Properties of Group Fairness Metrics for Rankings
This work addresses the challenge for practitioners in choosing appropriate fairness metrics in ranking applications, providing a framework for evaluation and selection, though it is incremental as it builds on existing metrics without introducing new ones.
The paper tackles the problem of selecting group fairness metrics for rankings by proposing an axiomatic approach with thirteen properties to evaluate existing metrics, finding that most metrics satisfy only a small subset, highlighting their limitations.

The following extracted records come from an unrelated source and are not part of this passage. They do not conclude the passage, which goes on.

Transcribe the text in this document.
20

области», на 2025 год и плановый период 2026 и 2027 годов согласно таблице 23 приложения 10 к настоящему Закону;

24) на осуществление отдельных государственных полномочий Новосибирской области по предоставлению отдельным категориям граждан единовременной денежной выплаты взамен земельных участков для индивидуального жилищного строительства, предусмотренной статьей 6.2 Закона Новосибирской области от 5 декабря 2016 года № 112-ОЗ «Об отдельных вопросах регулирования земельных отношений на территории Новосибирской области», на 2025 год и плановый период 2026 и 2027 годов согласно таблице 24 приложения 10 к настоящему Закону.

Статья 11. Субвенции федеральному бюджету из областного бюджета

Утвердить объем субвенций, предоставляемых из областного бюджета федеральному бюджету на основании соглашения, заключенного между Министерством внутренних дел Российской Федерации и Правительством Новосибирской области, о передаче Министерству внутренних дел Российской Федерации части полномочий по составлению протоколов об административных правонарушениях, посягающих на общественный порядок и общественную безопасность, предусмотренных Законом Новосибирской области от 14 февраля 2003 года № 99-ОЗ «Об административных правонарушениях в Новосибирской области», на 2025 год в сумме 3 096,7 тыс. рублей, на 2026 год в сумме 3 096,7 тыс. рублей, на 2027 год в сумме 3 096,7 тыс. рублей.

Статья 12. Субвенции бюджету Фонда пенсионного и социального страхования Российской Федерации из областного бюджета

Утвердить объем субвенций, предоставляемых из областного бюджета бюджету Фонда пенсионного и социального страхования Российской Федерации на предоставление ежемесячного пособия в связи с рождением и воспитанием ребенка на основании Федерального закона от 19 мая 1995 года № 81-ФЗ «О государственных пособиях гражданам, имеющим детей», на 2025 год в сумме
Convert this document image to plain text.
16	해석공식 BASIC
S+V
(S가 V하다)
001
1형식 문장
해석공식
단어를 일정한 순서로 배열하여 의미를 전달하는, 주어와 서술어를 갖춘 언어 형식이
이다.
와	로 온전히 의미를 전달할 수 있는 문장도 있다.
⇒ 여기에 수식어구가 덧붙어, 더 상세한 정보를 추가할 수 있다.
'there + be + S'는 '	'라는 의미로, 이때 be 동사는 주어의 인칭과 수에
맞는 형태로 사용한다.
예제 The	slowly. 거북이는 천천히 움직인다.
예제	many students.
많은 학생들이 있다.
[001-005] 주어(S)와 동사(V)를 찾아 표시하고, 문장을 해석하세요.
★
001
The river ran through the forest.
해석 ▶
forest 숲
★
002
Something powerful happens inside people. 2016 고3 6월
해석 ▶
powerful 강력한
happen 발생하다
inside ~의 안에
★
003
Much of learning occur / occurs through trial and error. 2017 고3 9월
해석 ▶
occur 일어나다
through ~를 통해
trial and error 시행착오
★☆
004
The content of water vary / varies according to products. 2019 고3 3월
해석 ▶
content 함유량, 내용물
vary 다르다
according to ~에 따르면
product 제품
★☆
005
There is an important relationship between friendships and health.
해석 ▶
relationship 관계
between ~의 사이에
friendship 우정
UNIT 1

In recent years, several metrics have been developed for evaluating group fairness of rankings. Given that these metrics were developed with different application contexts and ranking algorithms in mind, it is not straightforward which metric to choose for a given scenario. In this paper, we perform a comprehensive comparative analysis of existing group fairness metrics developed in the context of fair ranking. By virtue of their diverse application contexts, we argue that such a comparative analysis is not straightforward. Hence, we take an axiomatic approach whereby we design a set of thirteen properties for group fairness metrics that consider different ranking settings. A metric can then be selected depending on whether it satisfies all or a subset of these properties. We apply these properties on eleven existing group fairness metrics, and through both empirical and theoretical results we demonstrate that most of these metrics only satisfy a small subset of the proposed properties. These findings highlight limitations of existing metrics, and provide insights into how to evaluate and interpret different fairness metrics in practical deployment. The proposed properties can also assist practitioners in selecting appropriate metrics for evaluating fairness in a specific application.